The literature on income gaps between Chiapas and the rest of Mexico revolves around individual factors, such as education and ethnicity. Yet, twenty years after the Zapatista rebellion, the schooling gap between Chiapas and the other Mexican entities has shrunk while the income gap has widened, and we find no evidence indicating that Chiapas indigenes are worse-off than their likes elsewhere in Mexico. We explore a different hypothesis. Based on census data, we calculate the economic complexity index, a measure of the knowledge agglomeration embedded in the economic activities at a municipal level in Mexico. Economic complexity explains a larger fraction of the income gap than any individual factor. Our results suggest that chiapanecos are not the problem, the problem is Chiapas. These results hold when we extend our analysis to Mexico’s thirty-one federal entities, suggesting that place-specific determinants that have been overlooked in both the literature and policy, have a key role in the determination of income gaps.
Miguel Ángel Santos is an Adjunct Lecturer in Empirical Methods at Harvard Kennedy School of Government, and works as a Senior Research Fellow at the Center for International Development (CID) at Harvard University. At CID, he is mostly involved in research projects aimed at helping governments to rethink their development strategies both at the national and sub-national levels. All of their engagements are tackled by multidisciplinary teams, staffed with Harvard scholars and CID Fellows specialized in the specific expertise required in each case. Since he joined CID in 2014, he has been involved in projects at the national level in Mexico, Panama, Peru and Venezuela, and at the sub-national level in Mexico he has worked in Chiapas, and Hermosillo-Sonora.

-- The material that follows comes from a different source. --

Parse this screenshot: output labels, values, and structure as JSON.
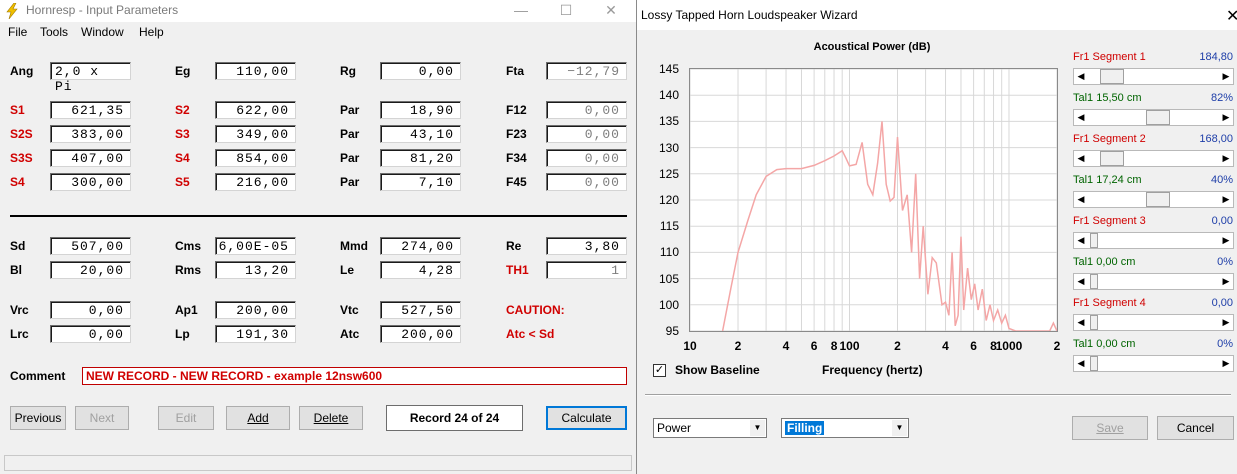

Before joining the field of international development, he worked for ten years in corporate finance and business development in Latin America, performing as Director of Finance for the Cisneros Group of Companies (1997-2003), Head of Corporate Finance for Mercantil Servicios Financieros (2005-2007), and Business Vice-President for Sony Pictures and Entertainment Latin America (2008-2009).
At that point, he decided to switch tracks and get involved in development economics. He went back to school and enrolled in two Master of Science degrees in International Finance and Trade (2011) and Economics (2012) from Universitat Pompeu Fabra, and went on to complete his Ph.D. in Economics at Universidad de Barcelona (2016). In the meantime, he had the opportunity to lead the Macroeconomic Policy Team for presidential candidate Henrique Capriles Radonski in the Venezuelan elections of 2012, and complete the Master in Public Administration at Harvard Kennedy School of Government (2014).